Movie trailers are almost universally enjoyed. There’s lots of things which make movie trailers great.
- Explosions
- Drama
- Quick cuts of action scenes
- Some guy yelling
- The movie trailer voiceover guy
- You get the idea
That’s not what I like best.
The thing that I like best about movie trailers is a little different. It’s not a feature within the movie trailer, but a fact about the trailer itself: Movie trailers are all…actually just advertisements.
I think this combination (A: They’re ads, and B: everybody likes them) is positively one-of-a-kind. Nowhere else do consumers share the same universal joy about advertising.[ref]The Super Bowl, maybe?[/ref] The ads aren’t even all that difficult to avoid, if you just decide to show up a few minutes late to the theater or linger at the snack bar. But no! To the contrary, missing the ads at the beginning of a showing is almost like missing the best part of the entire movie-going experience.
There’s a handful of things which contribute to the success of the movie trailer. It certainly helps that trailers are advertising for pure consumer entertainment. It’s possible that consumers are more tolerant because there’s a fairly equitable ad-to-content ratio (3-4 trailers vs. 90+ minutes of movie). They don’t really have to bring up the pain point of pricing since “find your local theater and pay the cost of a movie ticket” is pretty universal knowledge.[ref]You might readily imagine how trailers would become distasteful if they all ended with “Buy your tickets today! Just $14.99 plus shipping and handling!”[/ref] But what I think deserves the lion’s share of the credit is the notion that more than almost anything else, movie trailers are incredibly articulately targeted.
With a movie trailer, you’ve got:
- A very strong idea on demographic (theater full of self-selected people suitable for G, PG, PG-13, R)
- A great head start on behavioral factors (viewers have already established they like going to the movies)
- A great head start on psychographics (viewers who are settling in to see a horror movie are highly primed for other horror movie trailers)
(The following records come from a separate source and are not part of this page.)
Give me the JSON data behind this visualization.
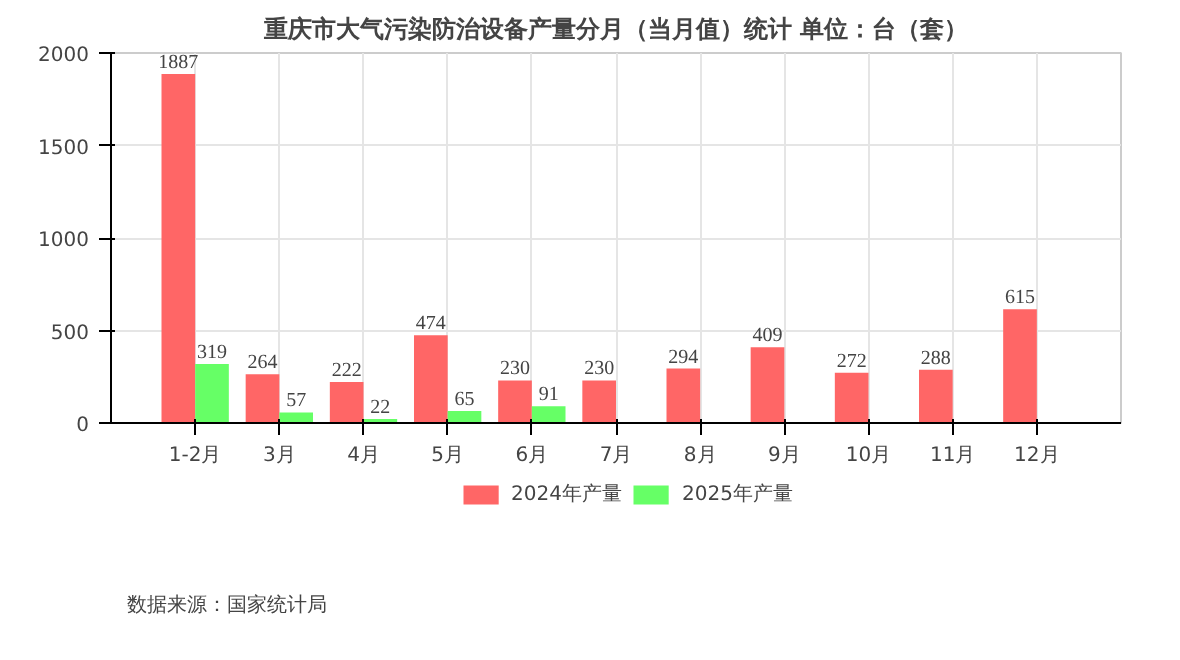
{
  "chart_data": {
    "type": "bar",
    "title": "重庆市大气污染防治设备产量分月（当月值）统计 单位：台（套）",
    "categories": [
      "1-2月",
      "3月",
      "4月",
      "5月",
      "6月",
      "7月",
      "8月",
      "9月",
      "10月",
      "11月",
      "12月"
    ],
    "series": [
      {
        "name": "2024年产量",
        "color": "#ff6666",
        "values": [
          1887,
          264,
          222,
          474,
          230,
          230,
          294,
          409,
          272,
          288,
          615
        ]
      },
      {
        "name": "2025年产量",
        "color": "#66ff66",
        "values": [
          319,
          57,
          22,
          65,
          91,
          null,
          null,
          null,
          null,
          null,
          null
        ]
      }
    ],
    "ylim": [
      0,
      2000
    ],
    "yticks": [
      0,
      500,
      1000,
      1500,
      2000
    ],
    "grid": true,
    "legend": "bottom",
    "data_labels": true,
    "annotations": [
      "数据来源：国家统计局"
    ]
  }
}
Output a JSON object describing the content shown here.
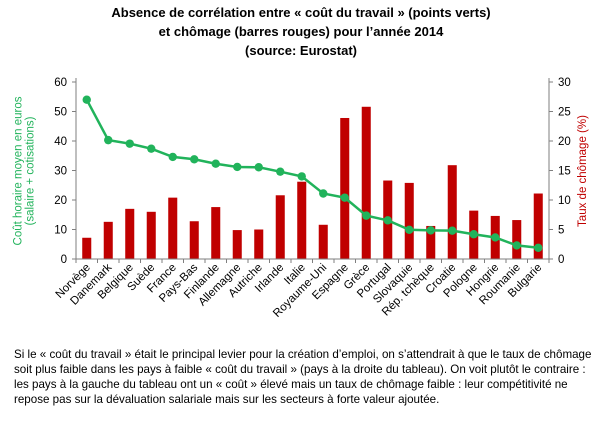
{
  "chart_data": {
    "type": "bar+line",
    "title_lines": [
      "Absence de corrélation entre « coût du travail » (points verts)",
      "et chômage (barres rouges) pour l’année 2014",
      "(source: Eurostat)"
    ],
    "categories": [
      "Norvège",
      "Danemark",
      "Belgique",
      "Suède",
      "France",
      "Pays-Bas",
      "Finlande",
      "Allemagne",
      "Autriche",
      "Irlande",
      "Italie",
      "Royaume-Uni",
      "Espagne",
      "Grèce",
      "Portugal",
      "Slovaquie",
      "Rép. tchèque",
      "Croatie",
      "Pologne",
      "Hongrie",
      "Roumanie",
      "Bulgarie"
    ],
    "series": [
      {
        "name": "Coût horaire moyen en euros (salaire + cotisations)",
        "kind": "line",
        "axis": "left",
        "color": "#21B35B",
        "values": [
          54.0,
          40.3,
          39.1,
          37.4,
          34.6,
          33.8,
          32.3,
          31.2,
          31.1,
          29.6,
          28.0,
          22.2,
          20.8,
          14.7,
          13.1,
          9.9,
          9.7,
          9.6,
          8.4,
          7.3,
          4.6,
          3.8
        ]
      },
      {
        "name": "Taux de chômage (%)",
        "kind": "bar",
        "axis": "right",
        "color": "#C00000",
        "values": [
          3.6,
          6.3,
          8.5,
          8.0,
          10.4,
          6.4,
          8.8,
          4.9,
          5.0,
          10.8,
          13.1,
          5.8,
          23.9,
          25.8,
          13.3,
          12.9,
          5.6,
          15.9,
          8.2,
          7.3,
          6.6,
          11.1
        ]
      }
    ],
    "y_left": {
      "label_lines": [
        "Coût horaire moyen en euros",
        "(salaire + cotisations)"
      ],
      "ticks": [
        0,
        10,
        20,
        30,
        40,
        50,
        60
      ],
      "min": 0,
      "max": 60
    },
    "y_right": {
      "label": "Taux de chômage (%)",
      "ticks": [
        0,
        5,
        10,
        15,
        20,
        25,
        30
      ],
      "min": 0,
      "max": 30
    },
    "colors": {
      "line": "#21B35B",
      "bar": "#C00000",
      "gridline": "#d9d9d9",
      "axis": "#7f7f7f"
    },
    "grid": false
  },
  "caption": "Si le « coût du travail » était le principal levier pour la création d’emploi, on s’attendrait à que le taux de chômage soit plus faible dans les pays à faible « coût du travail » (pays à la droite du tableau). On voit plutôt le contraire : les pays à la gauche du tableau ont un « coût » élevé mais un taux de chômage faible : leur compétitivité ne repose pas sur la dévaluation salariale mais sur les secteurs à forte valeur ajoutée."
}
It feels like the entire modern consumer economy is fueled by advertising — our apps, our websites, our shows, our blogs. And more often than not, that advertisement is treated as a nuisance — some disruptive noise to put up with which helps your service provider to pay its bills — which we’d all avoid if we possibly could. There’s a reason AdBlock Plus is consistently among the top-rated add-ons for Chrome and Firefox. Companies like Spotify and Pandora hedge their entire business around freemium services which basically say “Hey! If you like the product but don’t want to put up with the crappy, ad-riddled version, you can pay us money!”
There’s research which suggests we consumers see an average of 5,000 ads per day. That’s crazy. Five thousand disruptions on a daily basis. 1.85 million annoyances annually.
Movie trailers give me hope. They prove that it’s possible for ads which fund the world around us to be something much, much better than the pesky bother we halfheartedly put up with today. That’s exciting.
On a related note: I’m joining a company today which aspires to do more or less exactly that.